Cameroun : Face aux dérives, le ministre de la justice Laurent Esso sonne la fin de la récréation dans les tribunaux
Laurent Esso, ministre de la Justice (Ph)
Au Cameroun, face aux dérives constatées dans le système judiciaire, le Ministère de la Justice vient de lancer un avertissement sévère à l'ensemble des procureurs généraux du pays. Le 16 avril dernier, Jean de Dieu Momo, ministre délégué auprès du ministre d'État en charge de la Justice, Laurent Esso, a adressé une correspondance sans équivoque aux responsables des juridictions de toutes les régions du territoire.
Dans sa lettre, signée sur ordre du garde des Sceaux Laurent Esso, Jean de Dieu Momo dresse un constat inquiétant des pratiques observées dans certains tribunaux. Parmi les manquements pointés du doigt : des verdicts de culpabilité prononcés uniquement sur la base d'une absence à l'audience, des réquisitions dépourvues d'arguments probants ou de précisions sur les peines requises, et des sanctions tantôt scandaleusement légères, tantôt excessivement sévères.
Pour le ministre délégué, ces irrégularités ne sont pas de simples négligences. Elles traduisent « une démobilisation de certains personnels judiciaires » qui met en péril la crédibilité de l'institution. Face à cette situation, l'instruction est claire : les chefs de parquet doivent « reprendre fermement en main tous leurs collaborateurs » et imposer une rigueur exemplaire dans le traitement des affaires pénales.
Nouvelles directives
Le ministère exige désormais que les magistrats motivent clairement leurs réquisitions, de préférence par écrit, en détaillant les éléments de preuve et le quantum de la peine proposée. La simple formule « application de la loi » ne sera plus tolérée. Par ailleurs, tout jugement prononçant une peine manifestement disproportionnée ou fondé uniquement sur l'absence de l'accusé devra systématiquement faire l'objet d'un appel ou d'un pourvoi.
L'affaire Yango, détonateur de la réforme
Cette reprise en main intervient dans un contexte particulièrement tendu, marqué par l'affaire Diane Yango qui a provoqué l'indignation nationale. Pour rappel, le 1er avril, le tribunal d'Ekounou a condamné Éric Bekobo à cinq ans d'emprisonnement avec sursis et 52 000 FCFA d'amende pour des violences conjugales ayant causé la mort de son épouse. Selon l'autopsie, la victime est décédée des suites de « violences physiques compliquées d'hémorragie interne abdominale ».

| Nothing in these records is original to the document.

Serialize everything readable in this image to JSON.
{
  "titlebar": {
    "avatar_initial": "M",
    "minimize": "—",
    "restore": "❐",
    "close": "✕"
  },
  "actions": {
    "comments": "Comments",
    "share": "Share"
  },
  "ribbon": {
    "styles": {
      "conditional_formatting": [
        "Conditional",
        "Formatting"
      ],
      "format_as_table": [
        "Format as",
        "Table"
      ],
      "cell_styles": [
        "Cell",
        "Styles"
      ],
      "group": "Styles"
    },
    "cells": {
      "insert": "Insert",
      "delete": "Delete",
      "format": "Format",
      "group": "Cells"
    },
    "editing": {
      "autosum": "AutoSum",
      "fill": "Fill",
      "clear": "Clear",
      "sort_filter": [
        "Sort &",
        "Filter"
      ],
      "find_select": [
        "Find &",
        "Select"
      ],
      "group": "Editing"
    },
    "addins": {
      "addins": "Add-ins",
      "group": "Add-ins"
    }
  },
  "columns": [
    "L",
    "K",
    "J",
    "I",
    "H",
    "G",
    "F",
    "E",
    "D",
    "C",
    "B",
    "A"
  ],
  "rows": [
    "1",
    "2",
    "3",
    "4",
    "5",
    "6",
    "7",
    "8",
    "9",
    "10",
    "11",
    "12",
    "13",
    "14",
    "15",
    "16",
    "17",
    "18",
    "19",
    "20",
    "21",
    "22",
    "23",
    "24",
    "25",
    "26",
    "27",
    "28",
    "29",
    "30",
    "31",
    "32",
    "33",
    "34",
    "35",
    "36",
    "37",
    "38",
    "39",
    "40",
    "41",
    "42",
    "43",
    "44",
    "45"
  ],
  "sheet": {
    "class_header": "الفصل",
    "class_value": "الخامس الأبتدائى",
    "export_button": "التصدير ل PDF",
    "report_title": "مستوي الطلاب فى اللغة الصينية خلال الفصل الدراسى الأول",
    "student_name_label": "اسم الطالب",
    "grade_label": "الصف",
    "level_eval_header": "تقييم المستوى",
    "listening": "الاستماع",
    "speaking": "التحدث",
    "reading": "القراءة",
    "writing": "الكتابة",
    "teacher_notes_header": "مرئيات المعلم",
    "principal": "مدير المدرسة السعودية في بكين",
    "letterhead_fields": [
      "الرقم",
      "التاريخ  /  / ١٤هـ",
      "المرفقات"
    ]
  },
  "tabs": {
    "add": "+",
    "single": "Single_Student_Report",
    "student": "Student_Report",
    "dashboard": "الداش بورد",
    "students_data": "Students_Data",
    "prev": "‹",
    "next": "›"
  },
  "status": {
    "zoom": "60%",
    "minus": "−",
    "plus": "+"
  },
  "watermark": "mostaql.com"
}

Cette décision a soulevé un tollé, notamment de la part de l'organisation Universal Lawyers and Human Rights Defence, qui dénonce un jugement banalisant des faits d'une extrême gravité. L'écrivaine Djaïli Amadou Amal a résumé l'indignation générale par une question percutante : « La vie d'une femme au Cameroun vaut-elle 52 000 F CFA ? ».
Dans les couloirs des tribunaux, cette intervention ministérielle est interprétée comme le début d'une surveillance plus stricte des décisions rendues, particulièrement dans les affaires sensibles ou médiatisées. Le message est clair : les « entorses à l'orthodoxie » ne seront plus tolérées, et les magistrats devront redoubler de rigueur dans l'application des principes fondamentaux de la justice.
Le ministre rappelle également l'importance de la célérité dans le traitement des procédures judiciaires, une exigence déjà soulignée dans plusieurs circulaires antérieures.
-Armand Ougock, correspondant permanent de Koaci au Cameroun.